Sarah’s husband Robert escaped execution due to the pleas to General Sibley and President Lincoln made by several of the missionaries. He was pardoned in 1864, but remained with the prisoners at Davenport as their spiritual leader until they were all released in 1866. Robert spent the remainder of his life serving in the Dakota Presbytery.
Catherine’s son Joseph Kawanke did not go with the family to Crow Creek but was among those Dakota men selected to serve as scouts for Sibley’s ongoing punitive wars against the Dakota in the years following the war. He died in 1865 while serving with Sibley’s forces.
On March 20, 1868, Catherine wrote to Jane Huggins Holtzclaw, one of the original missionary children who was brought to Lac Qui Parle at the age of seven months in 1835. Catherine’s letter was translated into English by Albert Riggs and was sent from Fort Wadsworth to Jane in St. Peter, Minnesota. Catherine wrote: “We are badly off for food. Day by day they knock off bark and eat it. My young sister, [meaning Jane] I remember you. I believe I shall see you in heaven. I have brought up another girl but as I am now helpless I wish you to have her. This is the girl’s name. She is called Nani and she is five years old. I wish that she might grow up hearing God’s word. I am unable to do it. I wish you to have her as long as you live, and if you agree you will write me a letter. And also you will tell Dowandutawin/Scarlet Singer that I thank you for the blanket you gave me; by it I am now warm. I shake hands with you both – Catherine Totidutawin”[4]
In 1877, Catherine and Lorenzo were among those who left the reservation and established a new mission church at the Brown Earth Settlement in what is now Grant County, South Dakota. In the fall of 1887, Catherine made and donated an elaborate hand-made quilt to the Dakota Missionary Society for one of their events. She died on September 7, 1888, at Brown Earth and is buried in the Ascension Church Cemetery at Sisseton, South Dakota. She is believed to have been 97 years old at the time of her death.

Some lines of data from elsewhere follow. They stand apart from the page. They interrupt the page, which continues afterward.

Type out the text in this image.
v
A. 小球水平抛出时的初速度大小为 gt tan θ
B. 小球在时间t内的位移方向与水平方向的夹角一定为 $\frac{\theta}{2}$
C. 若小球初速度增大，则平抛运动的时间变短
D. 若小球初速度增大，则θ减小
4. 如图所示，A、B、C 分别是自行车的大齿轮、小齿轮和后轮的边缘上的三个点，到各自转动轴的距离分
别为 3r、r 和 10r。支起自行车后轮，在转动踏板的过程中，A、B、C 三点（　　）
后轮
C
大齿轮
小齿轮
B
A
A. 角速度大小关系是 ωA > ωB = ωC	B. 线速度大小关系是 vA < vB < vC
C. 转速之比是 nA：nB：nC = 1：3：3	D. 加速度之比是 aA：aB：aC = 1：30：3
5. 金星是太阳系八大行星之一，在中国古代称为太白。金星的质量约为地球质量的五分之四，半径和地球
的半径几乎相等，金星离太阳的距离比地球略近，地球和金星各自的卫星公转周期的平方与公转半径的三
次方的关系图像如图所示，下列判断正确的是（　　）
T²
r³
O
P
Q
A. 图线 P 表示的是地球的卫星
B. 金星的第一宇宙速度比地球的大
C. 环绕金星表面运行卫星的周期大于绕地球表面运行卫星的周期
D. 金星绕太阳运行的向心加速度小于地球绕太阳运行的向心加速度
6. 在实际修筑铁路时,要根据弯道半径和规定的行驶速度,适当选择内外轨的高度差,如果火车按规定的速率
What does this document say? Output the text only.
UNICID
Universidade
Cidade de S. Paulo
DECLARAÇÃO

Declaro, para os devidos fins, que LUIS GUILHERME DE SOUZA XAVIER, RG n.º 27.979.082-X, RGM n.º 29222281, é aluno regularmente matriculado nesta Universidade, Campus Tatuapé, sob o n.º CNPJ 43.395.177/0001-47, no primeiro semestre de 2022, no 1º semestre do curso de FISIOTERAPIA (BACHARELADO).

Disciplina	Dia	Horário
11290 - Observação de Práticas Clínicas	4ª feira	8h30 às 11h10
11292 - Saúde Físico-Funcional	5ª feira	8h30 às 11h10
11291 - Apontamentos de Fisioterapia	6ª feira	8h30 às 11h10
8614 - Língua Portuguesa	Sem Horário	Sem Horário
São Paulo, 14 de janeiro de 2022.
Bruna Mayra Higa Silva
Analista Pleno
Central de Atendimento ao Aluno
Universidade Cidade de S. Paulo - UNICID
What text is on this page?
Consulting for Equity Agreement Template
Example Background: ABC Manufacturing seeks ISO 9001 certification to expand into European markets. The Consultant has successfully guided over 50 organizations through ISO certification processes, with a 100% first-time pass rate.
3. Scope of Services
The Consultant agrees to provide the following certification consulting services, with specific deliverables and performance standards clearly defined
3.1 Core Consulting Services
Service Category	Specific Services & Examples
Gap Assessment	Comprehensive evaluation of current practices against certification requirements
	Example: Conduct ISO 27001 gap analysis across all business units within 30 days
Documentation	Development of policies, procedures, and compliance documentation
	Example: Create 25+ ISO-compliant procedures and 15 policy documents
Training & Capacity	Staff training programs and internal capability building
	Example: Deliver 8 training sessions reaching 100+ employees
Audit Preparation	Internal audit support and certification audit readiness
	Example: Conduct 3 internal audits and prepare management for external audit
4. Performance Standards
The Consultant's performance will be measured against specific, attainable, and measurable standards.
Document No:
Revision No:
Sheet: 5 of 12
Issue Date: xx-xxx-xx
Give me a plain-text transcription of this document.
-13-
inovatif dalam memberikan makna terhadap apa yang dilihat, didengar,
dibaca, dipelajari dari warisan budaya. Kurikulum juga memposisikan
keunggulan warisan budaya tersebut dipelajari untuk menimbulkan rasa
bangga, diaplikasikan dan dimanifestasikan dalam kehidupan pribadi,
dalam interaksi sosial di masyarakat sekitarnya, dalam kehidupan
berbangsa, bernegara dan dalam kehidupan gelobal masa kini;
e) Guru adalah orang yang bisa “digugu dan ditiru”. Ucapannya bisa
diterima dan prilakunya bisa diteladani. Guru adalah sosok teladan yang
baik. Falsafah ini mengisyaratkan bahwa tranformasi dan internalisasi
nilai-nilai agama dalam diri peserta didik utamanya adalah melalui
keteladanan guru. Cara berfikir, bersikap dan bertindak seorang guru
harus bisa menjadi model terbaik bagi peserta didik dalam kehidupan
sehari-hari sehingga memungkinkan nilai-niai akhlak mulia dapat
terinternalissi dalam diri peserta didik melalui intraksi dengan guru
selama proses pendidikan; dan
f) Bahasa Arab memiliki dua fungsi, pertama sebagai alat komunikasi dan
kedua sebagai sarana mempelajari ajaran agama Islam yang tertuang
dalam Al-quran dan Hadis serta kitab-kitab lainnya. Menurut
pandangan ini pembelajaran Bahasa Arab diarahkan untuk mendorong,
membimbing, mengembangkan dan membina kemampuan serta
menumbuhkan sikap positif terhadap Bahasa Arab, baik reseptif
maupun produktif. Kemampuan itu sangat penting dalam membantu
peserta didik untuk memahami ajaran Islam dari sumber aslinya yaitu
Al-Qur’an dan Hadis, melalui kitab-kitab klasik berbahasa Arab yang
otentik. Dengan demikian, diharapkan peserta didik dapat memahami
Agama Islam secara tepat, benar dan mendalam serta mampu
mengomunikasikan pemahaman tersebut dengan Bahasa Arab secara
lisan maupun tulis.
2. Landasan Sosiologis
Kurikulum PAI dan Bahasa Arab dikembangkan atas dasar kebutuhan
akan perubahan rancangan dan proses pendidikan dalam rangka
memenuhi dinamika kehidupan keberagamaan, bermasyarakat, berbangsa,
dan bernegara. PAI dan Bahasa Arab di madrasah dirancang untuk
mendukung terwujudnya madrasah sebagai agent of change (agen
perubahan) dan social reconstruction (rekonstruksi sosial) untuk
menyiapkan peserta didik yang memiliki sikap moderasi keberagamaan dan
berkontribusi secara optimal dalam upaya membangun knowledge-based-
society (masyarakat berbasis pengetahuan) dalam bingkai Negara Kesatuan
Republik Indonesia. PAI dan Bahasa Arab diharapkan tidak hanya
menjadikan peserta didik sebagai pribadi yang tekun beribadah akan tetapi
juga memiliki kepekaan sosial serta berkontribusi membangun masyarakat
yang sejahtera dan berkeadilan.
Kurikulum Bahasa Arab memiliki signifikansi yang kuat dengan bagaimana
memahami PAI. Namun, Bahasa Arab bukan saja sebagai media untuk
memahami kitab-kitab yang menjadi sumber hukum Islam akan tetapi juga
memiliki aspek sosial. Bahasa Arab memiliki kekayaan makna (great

This photograph of Catherine with her oldest son Lorenzo Lawrence is included with the permission of Marlin Peterson who located the image a few years ago. Up until the image surfaced, Catherine and Lorenzo’s descendants had never seen a photograph of either of them. There is no indication of where the photo was taken or who the photographer may have been. It could be anywhere on the Coteau des Prairie in South Dakota, perhaps near the Brown Earth Settlement where Catherine died in 1888.
[1] Pettijohn, Frances Huggins, “Family History of the Huggins Family,” 1886, Huggins Papers, manuscript collection, Minnesota Historical Society
[2] Ibid.
[3] Stephen Riggs to Mary Riggs, Sepember16, 1862, Minnesota Historical Society, Riggs Collection.
[4] Catherine Tatidutawin to Jane Huggins Holtzclaw (translation by Alfred Riggs) March 20, 1868. Minnesota Historical Society Alexander Huggins Collection. Dowandutawin is Jane Williamson, who also lived in St. Peter in 1868, and who had apparently donated a blanket to Catherine which Jane Holtzclaw sent to Catherine at the Lake Traverse reservation. I have found no information on what happened to Nani.